Corporate Angel Network
Corporate Angel Network
Founded
1981
Headquarters
White Plains, New York
Key People
Gina Russo, Executive Director; John G. Rosanvallon, Chairman of the Board
Number of Employees
4
Phone Number
(914) 328-1313

Corporate Angel Network

Since Corporate Angel Network co-founder Leonard M. Greene flew its first mission in 1981, the charity has coordinated tens of thousands of flights for cancer patients and bone marrow/stem cell donors and recipients. More than 500 American corporations, including about half of the Fortune 100, participate in the network by providing seats on their aircraft for patients and family members traveling to or from recognized treatment centers.

Flying out of Westchester County Airport in White Plains, New York, commercial pilot and cancer survivor Priscilla “Pat” Blum had a vision of easing transportation burdens for people undergoing cancer treatment. In 1981 she discussed setting up an organization with Jay Weinberg, owner of an Avis car rental franchise and also a cancer survivor. The pair then reached out to Greene, founder of White Plains–based Safe Flight Instrument Corporation, who had lost his wife to cancer. Greene agreed to use his company’s King Air to transport an 18-year-old home to Detroit after his cancer treatment in New York on CAN’s inaugural flight.

Borrowing office space in the Champion Corporation hangar and signing up 61 corporate partners, Blum and CAN volunteers arranged 23 patient flights in 1982 while Weinberg used his connections to provide ground transportation and lodging. By 1984, with the help of donated funds and 290 companies, the charity was arranging an average of 25 flights per month. 

In 1985 CAN moved into a larger, more permanent facility; and by 1987, it was arranging 650 patient flights per year. The organization had served 10,000 patients by 1998; 35,000 by 2010; and 63,000 by 2020.

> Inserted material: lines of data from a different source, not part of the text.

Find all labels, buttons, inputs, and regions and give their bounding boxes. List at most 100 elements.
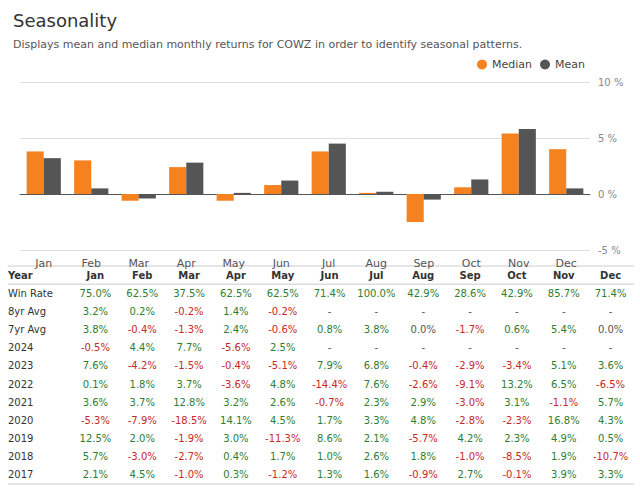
svg-text:100.0%: 100.0% — [357, 288, 395, 299]
svg-text:-9.1%: -9.1% — [456, 379, 485, 390]
svg-text:-1.2%: -1.2% — [268, 469, 297, 480]
svg-text:-2.7%: -2.7% — [175, 451, 204, 462]
svg-text:-5.1%: -5.1% — [268, 360, 297, 371]
svg-text:8yr Avg: 8yr Avg — [8, 306, 46, 317]
svg-text:Nov: Nov — [508, 257, 530, 270]
svg-text:2.1%: 2.1% — [364, 433, 389, 444]
svg-text:0.2%: 0.2% — [130, 306, 155, 317]
svg-text:-2.8%: -2.8% — [456, 415, 485, 426]
svg-text:62.5%: 62.5% — [267, 288, 299, 299]
svg-text:71.4%: 71.4% — [595, 288, 627, 299]
svg-text:0.4%: 0.4% — [223, 451, 248, 462]
svg-text:7yr Avg: 7yr Avg — [8, 324, 46, 335]
svg-text:62.5%: 62.5% — [126, 288, 158, 299]
svg-text:Jan: Jan — [86, 270, 105, 281]
svg-text:2.6%: 2.6% — [270, 397, 295, 408]
svg-text:2.9%: 2.9% — [411, 397, 436, 408]
svg-text:-3.6%: -3.6% — [221, 379, 250, 390]
svg-text:8.6%: 8.6% — [317, 433, 342, 444]
svg-text:3.3%: 3.3% — [598, 469, 623, 480]
svg-text:14.1%: 14.1% — [220, 415, 252, 426]
svg-text:0.6%: 0.6% — [504, 324, 529, 335]
svg-text:0.0%: 0.0% — [598, 324, 623, 335]
svg-text:-1.0%: -1.0% — [456, 451, 485, 462]
svg-text:3.8%: 3.8% — [364, 324, 389, 335]
svg-text:1.6%: 1.6% — [364, 469, 389, 480]
svg-text:-10.7%: -10.7% — [593, 451, 628, 462]
svg-text:-: - — [515, 342, 519, 353]
svg-text:Sep: Sep — [413, 257, 434, 270]
svg-text:-1.9%: -1.9% — [175, 433, 204, 444]
svg-text:Jan: Jan — [34, 257, 52, 270]
svg-text:4.8%: 4.8% — [270, 379, 295, 390]
svg-text:1.7%: 1.7% — [270, 451, 295, 462]
svg-text:Feb: Feb — [82, 257, 101, 270]
svg-text:16.8%: 16.8% — [548, 415, 580, 426]
svg-text:-1.1%: -1.1% — [549, 397, 578, 408]
svg-text:2020: 2020 — [8, 415, 33, 426]
svg-text:3.1%: 3.1% — [504, 397, 529, 408]
svg-text:-14.4%: -14.4% — [312, 379, 347, 390]
svg-text:3.9%: 3.9% — [551, 469, 576, 480]
svg-text:-1.3%: -1.3% — [175, 324, 204, 335]
svg-text:0.5%: 0.5% — [598, 433, 623, 444]
svg-text:-0.2%: -0.2% — [175, 306, 204, 317]
svg-text:-3.0%: -3.0% — [128, 451, 157, 462]
svg-text:-0.4%: -0.4% — [221, 360, 250, 371]
svg-text:Feb: Feb — [132, 270, 152, 281]
svg-text:6.8%: 6.8% — [364, 360, 389, 371]
svg-text:2.3%: 2.3% — [364, 397, 389, 408]
svg-text:-: - — [421, 306, 425, 317]
svg-text:3.6%: 3.6% — [83, 397, 108, 408]
svg-text:1.0%: 1.0% — [317, 451, 342, 462]
svg-text:-: - — [609, 306, 613, 317]
svg-text:Jul: Jul — [368, 270, 383, 281]
svg-text:1.9%: 1.9% — [551, 451, 576, 462]
svg-text:2021: 2021 — [8, 397, 33, 408]
svg-text:4.2%: 4.2% — [457, 433, 482, 444]
svg-text:Aug: Aug — [366, 257, 387, 270]
svg-text:-0.1%: -0.1% — [502, 469, 531, 480]
svg-text:0.1%: 0.1% — [83, 379, 108, 390]
svg-text:10 %: 10 % — [598, 77, 623, 88]
svg-text:0.0%: 0.0% — [411, 324, 436, 335]
svg-text:-3.0%: -3.0% — [456, 397, 485, 408]
svg-text:-6.5%: -6.5% — [596, 379, 625, 390]
svg-text:2019: 2019 — [8, 433, 33, 444]
svg-text:Seasonality: Seasonality — [13, 10, 117, 31]
svg-text:-1.7%: -1.7% — [456, 324, 485, 335]
svg-text:3.6%: 3.6% — [598, 360, 623, 371]
svg-text:Oct: Oct — [507, 270, 526, 281]
svg-text:-4.2%: -4.2% — [128, 360, 157, 371]
svg-text:2024: 2024 — [8, 342, 33, 353]
svg-text:-8.5%: -8.5% — [502, 451, 531, 462]
svg-text:-2.6%: -2.6% — [409, 379, 438, 390]
svg-text:-0.4%: -0.4% — [409, 360, 438, 371]
svg-text:-: - — [468, 306, 472, 317]
svg-text:Displays mean and median month: Displays mean and median monthly returns… — [13, 38, 522, 51]
svg-text:2.0%: 2.0% — [130, 433, 155, 444]
svg-text:2.6%: 2.6% — [364, 451, 389, 462]
svg-text:1.3%: 1.3% — [317, 469, 342, 480]
svg-text:2017: 2017 — [8, 469, 33, 480]
svg-text:Nov: Nov — [553, 270, 575, 281]
svg-text:4.8%: 4.8% — [411, 415, 436, 426]
svg-text:-: - — [328, 306, 332, 317]
svg-text:Oct: Oct — [462, 257, 482, 270]
svg-text:12.5%: 12.5% — [80, 433, 112, 444]
svg-text:-: - — [609, 342, 613, 353]
svg-text:42.9%: 42.9% — [407, 288, 439, 299]
svg-text:-5.6%: -5.6% — [221, 342, 250, 353]
svg-text:-1.0%: -1.0% — [175, 469, 204, 480]
svg-text:Jul: Jul — [321, 257, 335, 270]
svg-text:3.2%: 3.2% — [83, 306, 108, 317]
svg-text:Dec: Dec — [600, 270, 621, 281]
svg-text:5.7%: 5.7% — [598, 397, 623, 408]
svg-text:28.6%: 28.6% — [454, 288, 486, 299]
svg-text:-18.5%: -18.5% — [171, 415, 206, 426]
svg-text:Apr: Apr — [177, 257, 197, 270]
svg-text:6.5%: 6.5% — [551, 379, 576, 390]
svg-text:3.8%: 3.8% — [83, 324, 108, 335]
svg-text:7.7%: 7.7% — [176, 342, 201, 353]
svg-text:5.4%: 5.4% — [551, 324, 576, 335]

Blum retired from CAN in 2000 at age 80 and was inducted into Women in Aviation International’s Pioneer Hall of Fame in 2015. Weinberg died in 2009 at age 91. Greene, inducted into the National Inventors Hall of Fame in 1991, passed away from lung cancer in 2006 at age 88. His son, Randy Greene, became president and CEO of Safe Flight in 2001 and served as CAN chairman and then chairman emeritus until his death in 2021. 

The younger Greene furthered the relationship between CAN and the National Business Aviation Association (NBAA) to the point where CAN became the exclusive beneficiary of NBAA charity events that have raised hundreds of thousands of dollars. Continuing to fly and solicit funds through the Covid-19 pandemic, CAN raised $275,000 in a virtual auction in 2021. 

As of 2022, the organization is operating with four staffers plus a 12-member board of directors that includes industry leaders like former Dassault Falcon Jet president and CEO John G. Rosanvallon and Gulfstream Aerospace president Mark Burns. Also on the board are BJT editorial director Jennifer Leach English and Wilson S. Leach, founder of AIN Media Group, which publishes BJT. In addition, CAN has a board of advisors that includes several people from the aviation field as well as three doctors from Memorial Sloan-Kettering.